From April 2016, a more bespoke system will apply charges according to the level of utilisation and cargo type along the majority of its segments. The PCA said the new charges would better facilitate service and reliability to the global shipping and maritime community while ensuring the competitiveness of the waterway.
The diverse freight moved through the canal will now be priced according to different units of measurement. The current static structure is based on the standard unit of measurement – the Panama Canal ton – and the gross tonnage of the vessel. From next year the charging structure will be based on the utilisation of the vessel combined with its deadweight and the weight of the cargo it is carrying. For vehicle carriers the use of weight and utilisation levels replaces the car equivalent unit (CEU) measurement that was applied variably according to the different operators.
“To incorporate a little more variability in the toll structure and flexibility for the customers we decided to keep the Panama Canal toll structure but we are adding utilisation levels,” explained Félix Ayarza, the PCA’s senior specialist in international commerce, Vehicle Carrier Segment, Executive Vice Presidency for Planning and Business Development. “Those utilisation levels are being based on weight because everyone has a different CEU measurement and we couldn’t get an agreement on what the CEU was for each ship.”

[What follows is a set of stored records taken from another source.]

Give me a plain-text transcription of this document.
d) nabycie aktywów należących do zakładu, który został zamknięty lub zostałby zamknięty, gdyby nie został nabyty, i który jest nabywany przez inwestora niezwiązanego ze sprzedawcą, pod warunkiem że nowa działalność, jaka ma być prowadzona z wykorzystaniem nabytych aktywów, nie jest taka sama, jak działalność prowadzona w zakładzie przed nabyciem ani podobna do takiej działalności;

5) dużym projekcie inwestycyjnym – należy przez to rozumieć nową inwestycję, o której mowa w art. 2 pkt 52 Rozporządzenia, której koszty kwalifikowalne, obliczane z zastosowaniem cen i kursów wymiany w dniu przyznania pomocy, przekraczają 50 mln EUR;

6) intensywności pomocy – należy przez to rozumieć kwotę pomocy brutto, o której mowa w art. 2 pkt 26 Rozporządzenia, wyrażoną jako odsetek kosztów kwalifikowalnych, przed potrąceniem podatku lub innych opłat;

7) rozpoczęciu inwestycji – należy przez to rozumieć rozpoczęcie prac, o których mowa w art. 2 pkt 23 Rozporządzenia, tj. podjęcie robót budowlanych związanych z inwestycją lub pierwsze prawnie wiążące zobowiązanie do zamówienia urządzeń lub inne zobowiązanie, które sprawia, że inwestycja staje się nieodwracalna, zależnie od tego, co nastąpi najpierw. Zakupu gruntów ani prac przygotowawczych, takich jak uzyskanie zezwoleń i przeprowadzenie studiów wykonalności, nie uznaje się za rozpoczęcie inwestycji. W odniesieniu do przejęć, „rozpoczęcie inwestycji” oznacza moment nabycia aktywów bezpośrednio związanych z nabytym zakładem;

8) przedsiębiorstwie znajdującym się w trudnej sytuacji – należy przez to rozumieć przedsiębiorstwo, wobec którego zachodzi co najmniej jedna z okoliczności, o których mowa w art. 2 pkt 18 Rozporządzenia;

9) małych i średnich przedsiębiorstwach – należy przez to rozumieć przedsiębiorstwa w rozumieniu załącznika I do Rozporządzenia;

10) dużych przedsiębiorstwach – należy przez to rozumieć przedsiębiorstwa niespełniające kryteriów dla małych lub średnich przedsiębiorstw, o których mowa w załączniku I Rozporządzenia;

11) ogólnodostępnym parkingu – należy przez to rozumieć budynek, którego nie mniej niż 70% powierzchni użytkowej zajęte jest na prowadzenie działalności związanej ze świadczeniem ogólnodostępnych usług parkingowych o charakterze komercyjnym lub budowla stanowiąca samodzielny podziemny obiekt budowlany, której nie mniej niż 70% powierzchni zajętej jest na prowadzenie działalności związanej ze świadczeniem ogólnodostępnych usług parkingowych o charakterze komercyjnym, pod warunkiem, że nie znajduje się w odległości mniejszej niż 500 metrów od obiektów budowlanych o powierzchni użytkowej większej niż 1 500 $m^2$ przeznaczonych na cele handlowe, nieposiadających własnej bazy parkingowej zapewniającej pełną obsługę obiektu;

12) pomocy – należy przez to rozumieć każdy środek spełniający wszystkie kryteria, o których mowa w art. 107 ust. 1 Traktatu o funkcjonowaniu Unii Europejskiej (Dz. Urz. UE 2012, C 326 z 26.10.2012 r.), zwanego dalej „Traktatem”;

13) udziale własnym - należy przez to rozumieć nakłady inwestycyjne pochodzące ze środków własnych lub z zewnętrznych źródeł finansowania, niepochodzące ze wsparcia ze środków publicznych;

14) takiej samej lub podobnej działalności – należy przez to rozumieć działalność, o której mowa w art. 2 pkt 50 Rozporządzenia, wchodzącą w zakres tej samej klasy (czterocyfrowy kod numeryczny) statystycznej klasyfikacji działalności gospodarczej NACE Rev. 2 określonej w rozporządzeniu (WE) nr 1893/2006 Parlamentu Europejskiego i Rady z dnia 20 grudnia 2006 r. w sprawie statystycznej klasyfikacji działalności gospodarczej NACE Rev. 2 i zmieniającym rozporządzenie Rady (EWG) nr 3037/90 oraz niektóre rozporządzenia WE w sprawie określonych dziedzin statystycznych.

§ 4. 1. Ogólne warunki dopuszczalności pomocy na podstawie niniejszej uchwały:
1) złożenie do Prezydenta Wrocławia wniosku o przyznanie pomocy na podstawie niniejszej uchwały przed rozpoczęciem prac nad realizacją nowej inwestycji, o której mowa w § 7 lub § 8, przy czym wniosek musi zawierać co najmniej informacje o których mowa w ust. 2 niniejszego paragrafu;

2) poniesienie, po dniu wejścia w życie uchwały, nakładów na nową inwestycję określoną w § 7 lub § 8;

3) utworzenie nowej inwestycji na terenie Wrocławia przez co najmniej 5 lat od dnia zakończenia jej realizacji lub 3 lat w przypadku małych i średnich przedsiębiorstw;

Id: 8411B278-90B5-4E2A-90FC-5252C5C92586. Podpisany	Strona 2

Ayarza said the new pricing structure would provide more flexibility for vehicle carriers that were increasingly diversifying their cargo.

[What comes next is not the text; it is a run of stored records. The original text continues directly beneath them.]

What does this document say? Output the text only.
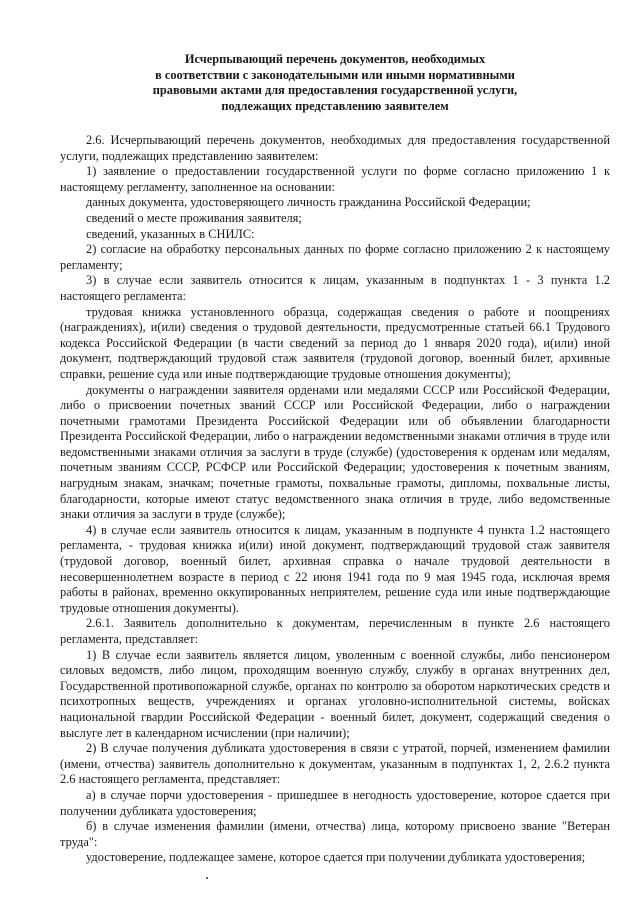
Исчерпывающий перечень документов, необходимых
в соответствии с законодательными или иными нормативными
правовыми актами для предоставления государственной услуги,
подлежащих представлению заявителем

2.6. Исчерпывающий перечень документов, необходимых для предоставления государственной услуги, подлежащих представлению заявителем:

1) заявление о предоставлении государственной услуги по форме согласно приложению 1 к настоящему регламенту, заполненное на основании:

данных документа, удостоверяющего личность гражданина Российской Федерации;

сведений о месте проживания заявителя;

сведений, указанных в СНИЛС:

2) согласие на обработку персональных данных по форме согласно приложению 2 к настоящему регламенту;

3) в случае если заявитель относится к лицам, указанным в подпунктах 1 - 3 пункта 1.2 настоящего регламента:

трудовая книжка установленного образца, содержащая сведения о работе и поощрениях (награждениях), и(или) сведения о трудовой деятельности, предусмотренные статьей 66.1 Трудового кодекса Российской Федерации (в части сведений за период до 1 января 2020 года), и(или) иной документ, подтверждающий трудовой стаж заявителя (трудовой договор, военный билет, архивные справки, решение суда или иные подтверждающие трудовые отношения документы);

документы о награждении заявителя орденами или медалями СССР или Российской Федерации, либо о присвоении почетных званий СССР или Российской Федерации, либо о награждении почетными грамотами Президента Российской Федерации или об объявлении благодарности Президента Российской Федерации, либо о награждении ведомственными знаками отличия в труде или ведомственными знаками отличия за заслуги в труде (службе) (удостоверения к орденам или медалям, почетным званиям СССР, РСФСР или Российской Федерации; удостоверения к почетным званиям, нагрудным знакам, значкам; почетные грамоты, похвальные грамоты, дипломы, похвальные листы, благодарности, которые имеют статус ведомственного знака отличия в труде, либо ведомственные знаки отличия за заслуги в труде (службе);

4) в случае если заявитель относится к лицам, указанным в подпункте 4 пункта 1.2 настоящего регламента, - трудовая книжка и(или) иной документ, подтверждающий трудовой стаж заявителя (трудовой договор, военный билет, архивная справка о начале трудовой деятельности в несовершеннолетнем возрасте в период с 22 июня 1941 года по 9 мая 1945 года, исключая время работы в районах, временно оккупированных неприятелем, решение суда или иные подтверждающие трудовые отношения документы).

2.6.1. Заявитель дополнительно к документам, перечисленным в пункте 2.6 настоящего регламента, представляет:

1) В случае если заявитель является лицом, уволенным с военной службы, либо пенсионером силовых ведомств, либо лицом, проходящим военную службу, службу в органах внутренних дел, Государственной противопожарной службе, органах по контролю за оборотом наркотических средств и психотропных веществ, учреждениях и органах уголовно-исполнительной системы, войсках национальной гвардии Российской Федерации - военный билет, документ, содержащий сведения о выслуге лет в календарном исчислении (при наличии);

2) В случае получения дубликата удостоверения в связи с утратой, порчей, изменением фамилии (имени, отчества) заявитель дополнительно к документам, указанным в подпунктах 1, 2, 2.6.2 пункта 2.6 настоящего регламента, представляет:

а) в случае порчи удостоверения - пришедшее в негодность удостоверение, которое сдается при получении дубликата удостоверения;

б) в случае изменения фамилии (имени, отчества) лица, которому присвоено звание "Ветеран труда":

удостоверение, подлежащее замене, которое сдается при получении дубликата удостоверения;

“Most of the ships are PCTC (pure car/truck carrier) now but the companies are diversifying so they can carry different types of cargo, such as high and heavy equipment,” said Ayarza. “This type of flexibility is what we are trying to incorporate in the toll structure.”

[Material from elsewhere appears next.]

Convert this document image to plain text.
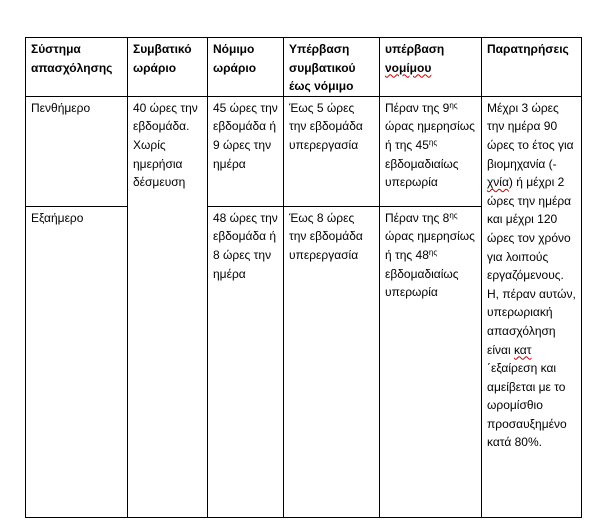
Σύστημα απασχόλησης	Συμβατικό ωράριο	Νόμιμο ωράριο	Υπέρβαση συμβατικού έως νόμιμο	υπέρβαση νομίμου	Παρατηρήσεις
Πενθήμερο	40 ώρες την εβδομάδα. Χωρίς ημερήσια δέσμευση	45 ώρες την εβδομάδα ή 9 ώρες την ημέρα	Έως 5 ώρες την εβδομάδα υπερεργασία	Πέραν της $9^{\eta\varsigma}$ ώρας ημερησίως ή της $45^{\eta\varsigma}$ εβδομαδιαίως υπερωρία	Μέχρι 3 ώρες την ημέρα 90 ώρες το έτος για βιομηχανία (-χνία) ή μέχρι 2 ώρες την ημέρα και μέχρι 120 ώρες τον χρόνο για λοιπούς εργαζόμενους. Η, πέραν αυτών, υπερωριακή απασχόληση είναι κατ ΄εξαίρεση και αμείβεται με το ωρομίσθιο προσαυξημένο κατά 80%.
Εξαήμερο		48 ώρες την εβδομάδα ή 8 ώρες την ημέρα	Έως 8 ώρες την εβδομάδα υπερεργασία	Πέραν της $8^{\eta\varsigma}$ ώρας ημερησίως ή της $48^{\eta\varsigma}$ εβδομαδιαίως υπερωρία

Ayarza said the PCA will charge an empty ship rate to vessels that are up to 10% of utilisation based on weight of the cargo. From there the structure will apply competitive pricing for the deep-sea trade.
Another feature of the new toll structure is that it will not differentiate between ships using the existing locks or the new ones being built as part of the canal’s expansion to accommodate bigger vessels.
“If you see the order book for vessels now most of them are post-Panamax but they are carrying similar amounts to what they carry now,” noted Ayarza. “So what will happen is we will try to stabilise pricing not to impact them on the dimensions of the vessels but focus it on the capacity.”
Container ships will continue to be measured on price on standard containers (TEUs). The restructuring will be implemented alongside a customer loyalty programme for the container segment, which is a first for the PCA. Frequent container customers will not receive premium prices once a particular TEU volume is reached.
In addition, a new Intra Maritime Cluster segment has been created that includes local tourism vessels, marine bunkering and container transshipment vessels that do not compete with international trade.
"After working in close cooperation with our partners in the maritime industry, I am pleased we will be able to provide a more bespoke pricing solution for our customers; one that recognises their various needs and requests, while still appreciating the value and reliability provided by the route," said Panama Canal Administrator and CEO Jorge Quijano.